A decisão proferida pelo Julgador da 20ª Vara Federal pode ser objeto de recurso ao Tribunal Regional Federal da 4ª Região, porém, considerando a legislação pátria e a própria jurisprudência do próprio TRF4, a tendência é de manutenção da decisão. Outrossim, foi oportunizado ao INSS se manifestar no prazo de 72 (setenta e duas) horas, sobre a decisão liminar; logo, além da possibilidade de recurso, pode o Juiz modificar o conteúdo da decisão após a autarquia se pronunciar nos autos, porém, igualmente, no que tange à impossibilidade de cessar os benefícios sem ser oportunizada a realização de perícia por culpa da autarquia, acredita-se que não haverá alteração. Não pode o segurado ser prejudicado por culpa do INSS, se aquele contatou essa para agendar a perícia e essa não foi realizada em prazo razoável.

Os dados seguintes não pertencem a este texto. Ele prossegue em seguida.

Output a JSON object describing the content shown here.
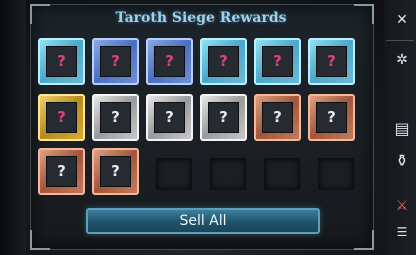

A decisão tem efeito, por ora, em todo território nacional por decisão do Juiz. Todavia, os efeitos da decisão podem ser objeto de recurso também, limitando-se seus efeitos ao âmbito de jurisdição do TRF4 – Rio Grande do Sul, Santa Catarina ou Paraná –, ou do Juízo da 20ª Vara Federal (no âmbito do Rio Grande do Sul). O tema suscita controvérsia jurisprudencial, haja vista que o art. 16º da Lei n. 7.347/1985 estabelece que os efeitos da sentença em ação civil pública têm como limite a competência territorial do órgão julgador. Nessa senda, a decisão liminar ou a sentença, se considerada a interpretação literal da lei, deverá observar a competência territorial da 20ª Vara Federal (dever-se-á limitar ao Rio Grande do Sul) ou, no máximo, a competência territorial do Tribunal Regional da 4ª Região (região sul).

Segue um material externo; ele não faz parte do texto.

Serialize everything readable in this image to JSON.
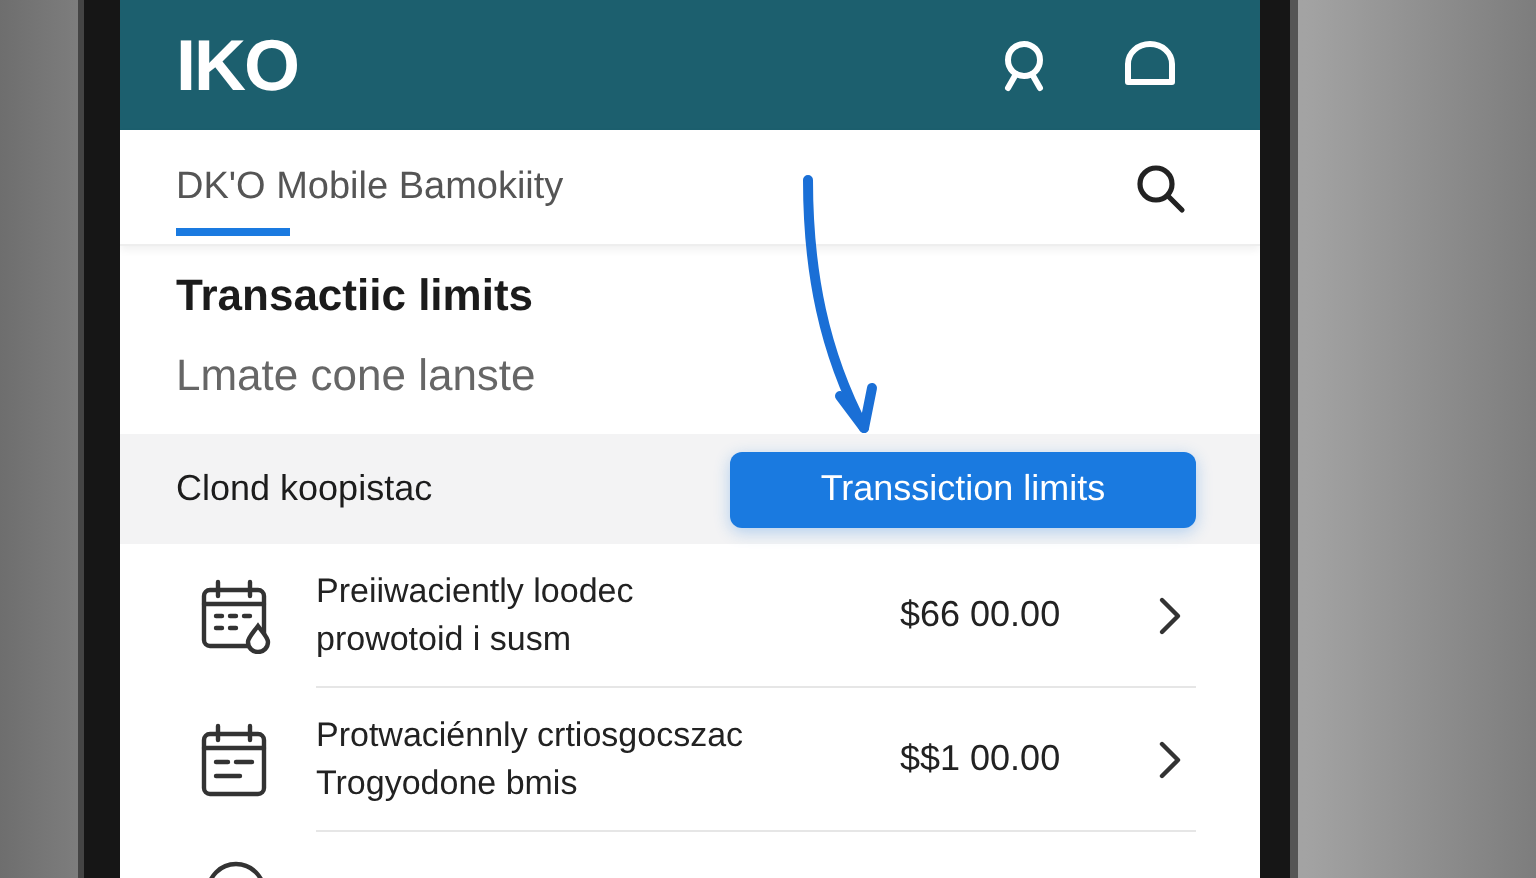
{
  "header": {
    "logo": "IKO"
  },
  "tabs": [
    {
      "label": "DK'O Mobile Bamokiity",
      "selected": true
    }
  ],
  "section": {
    "title": "Transactiic limits",
    "subtitle": "Lmate cone lanste"
  },
  "filter_row": {
    "label": "Clond koopistac",
    "button": "Transsiction limits"
  },
  "rows": [
    {
      "kind": "calendar-drop",
      "lines": [
        "Preiiwaciently loodec",
        "prowotoid i susm"
      ],
      "amount": "$66 00.00"
    },
    {
      "kind": "calendar-lines",
      "lines": [
        "Protwaciénnly crtiosgocszac",
        "Trogyodone bmis"
      ],
      "amount": "$$1 00.00"
    }
  ]
}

Mas, é importante destacar que o Superior Tribunal de Justiça (STJ) em representativo de controvérsia – RESP 1.243.887/PR –, vedou a limitação a priori à competência territorial do órgão prolator da decisão em sede de ação civil pública, com base em uma interpretação sistemática das regras processuais civis. O STJ sedimentou entendimento que, quando se trata de ação coletiva, descabe a limitação dos efeitos da decisão à competência territorial do órgão prolator. Assim, acredita-se que será mantida a decisão do Julgador da 20ª Vara Federal quanto aos seus efeitos, isto é, que será mantida a sua eficácia em todo território nacional, considerando que a jurisprudência do e. TRF da 4ª Região segue a jurisprudência do STJ no mote – vide, por exemplo, decisões nos recursos de apelação autuados sob o n. 5080249-50.2014.404.7100 e 5033168-13.2011.404.7100 – e que o Novo Código de Processo Civil visa trazer maior segurança jurídica, concedendo maior força aos precedentes judiciais.

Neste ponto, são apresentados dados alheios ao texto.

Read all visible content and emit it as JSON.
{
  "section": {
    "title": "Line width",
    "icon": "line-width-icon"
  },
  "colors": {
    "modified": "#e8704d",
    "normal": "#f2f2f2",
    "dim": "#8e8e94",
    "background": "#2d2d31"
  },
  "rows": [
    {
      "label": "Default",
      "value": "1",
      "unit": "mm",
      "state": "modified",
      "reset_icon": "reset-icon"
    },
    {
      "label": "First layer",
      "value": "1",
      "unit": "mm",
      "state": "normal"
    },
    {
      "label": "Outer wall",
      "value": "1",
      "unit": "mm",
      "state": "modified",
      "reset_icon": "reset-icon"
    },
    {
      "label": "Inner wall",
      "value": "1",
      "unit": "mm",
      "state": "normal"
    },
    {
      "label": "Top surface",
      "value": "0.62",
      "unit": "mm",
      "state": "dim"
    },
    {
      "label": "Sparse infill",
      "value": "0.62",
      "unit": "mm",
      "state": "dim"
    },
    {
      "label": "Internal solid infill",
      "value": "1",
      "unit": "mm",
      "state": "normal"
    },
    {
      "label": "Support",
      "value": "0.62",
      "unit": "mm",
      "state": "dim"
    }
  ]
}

Em suma, considerando a decisão judicial, é preciso o segurado contatar o INSS pela sua central telefônica – n. 135 – e solicitar o agendamento da perícia. No entanto, até a perícia ser realizada, não poderá o INSS cessar o pagamento do benefício de auxílio-doença ou aposentadoria por invalidez. De outra banda, é relevante que o segurado anote os dias e horários que contatou o INSS e o número dos protocolos, pois, não é incomum, não haver data de perícia e ser solicitado que o segurado retorno a ligação após 5 (cinco) ou 10 (dez) dias, reproduzindo-se essa solicitação inúmeras vezes. Igualmente, considera-se que se a perícia não for agendada por falta de datas do INSS para sua realização, não pode ser cessado o benefício, seguindo o mesmo raciocínio jurídico da decisão, devendo o segurado apenas demonstrar que não se omitiu em contatar a autarquia – apresentando, como referido, o protocolo das ligações realizadas.
Por fim, a tendência, considerando ordenamento jurídico e a jurisprudência do e. TRF da 4ª Região, é de manutenção da decisão e dos seus efeitos em todo território nacional. Porém, refere-se que ainda a decisão é passível de modificação, já que pode o INSS se manifestar quanto ao pedido liminar e, também, recorrer.